PSA test in mid-life predicts long-term risk of prostate cancer

Categories: Prostate Cancer

The results of a single total prostate-specific antigen test, done between the ages of 44 and 50, can reliably predict prostate cancer up to 25 years later, new research shows.

Dr. Hans Lilja, from Memorial Sloan-Kettering Cancer Center in New York, and colleagues analyzed the long-term predictive power of total PSA, free PSA, and human kallikrein 2 levels measured between the ages of 44 and 50 years in 21,277 men enrolled in the Malmo (Sweden) Preventive Project between 1974 and 1986. The analysis focused on the 498 patients who developed prostate cancer during follow-up through 1999, and on 1222 matched control patients who did not.

Cancer risk was 1.0% to 7.5% for men with a total PSA of 0.5 ng/mL or lower, the investigators report in the February 1st issue of the Journal of Clinical Oncology.

At follow-up, up to 25 years later, men with a total PSA of 0.51 to 1.0 ng/mL had a 2.51-fold increase in prostate cancer risk compared with men with levels of 0.5 ng/mL or lower.

Men with total PSA levels of 2.01 to 3.00 ng/mL, which are often considered within the normal range, had a 19.1-fold increase in prostate cancer risk compared with men who had levels of 0.5 ng/mL or lower.

Free PSA and human kallikrein 2 levels in middle age were also significant predictors of prostate cancer later on, the report indicates.
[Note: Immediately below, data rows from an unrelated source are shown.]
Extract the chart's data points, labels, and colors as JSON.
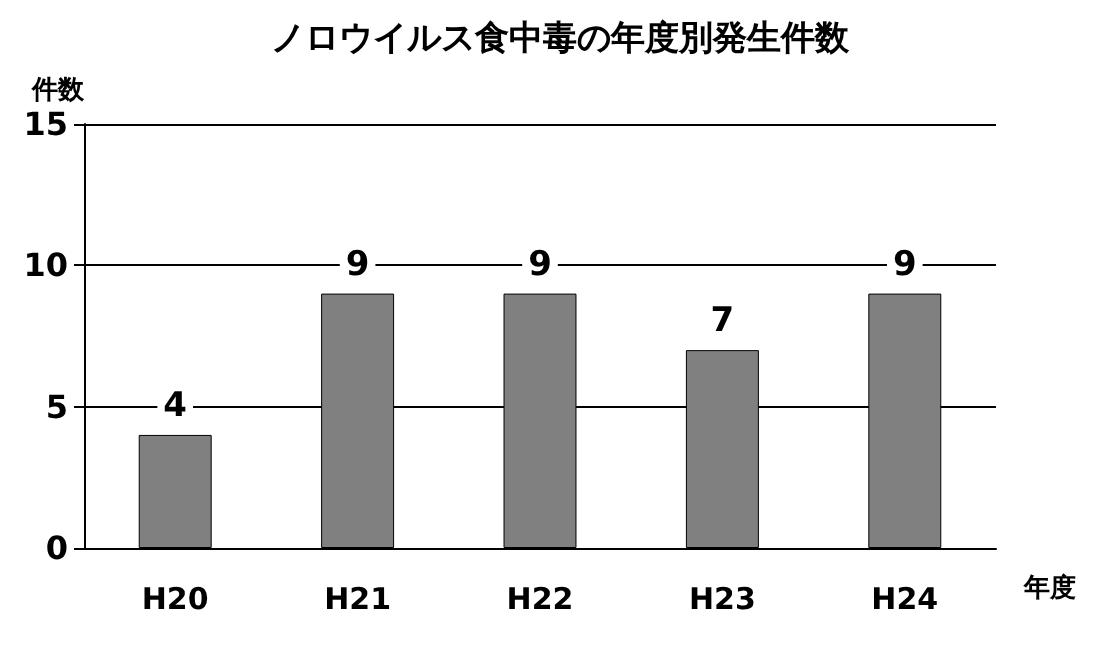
{
  "chart_data": {
    "type": "bar",
    "title": "ノロウイルス食中毒の年度別発生件数",
    "xlabel": "年度",
    "ylabel": "件数",
    "categories": [
      "H20",
      "H21",
      "H22",
      "H23",
      "H24"
    ],
    "values": [
      4,
      9,
      9,
      7,
      9
    ],
    "color": "#808080",
    "ylim": [
      0,
      15
    ],
    "yticks": [
      0,
      5,
      10,
      15
    ],
    "grid": "y",
    "data_labels": true
  }
}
However, in predicting the long-term risk of prostate cancer, these measures did not provide useful information beyond that obtained with total PSA testing alone.

“The current data suggest that early biochemical changes (ie, slightly increased release of PSA and human kallikrein 2 into blood) indicate a predisposition to prostate cancer that may be detectable two decades before the disease is diagnosed clinically,” Dr. Lilja and colleagues conclude.
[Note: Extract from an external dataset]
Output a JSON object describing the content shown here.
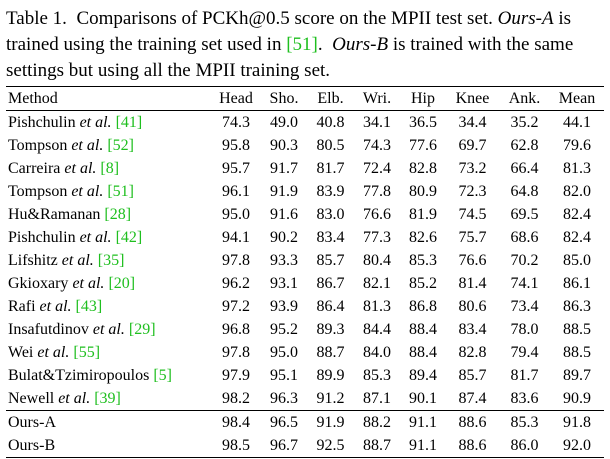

They caution that “recommendations to undergo biopsy on the basis of our findings would be premature, given that biopsies performed 15 to 25 years before the cancer would otherwise be diagnosed may not be informative.”

“Our data strongly suggest that we should encourage all men to get a PSA test at age 45 - 50, not to try to detect cancer, but to work out their long-term cancer risk,” Dr. Lilja said.

“We should now focus our subsequent screening efforts on the men at highest risk, spending our time and energy making sure that these men come in for regular screening (e.g. yearly) and making sure that they get the very best tests available. Men at lower risk of cancer may not require such intensive screening.”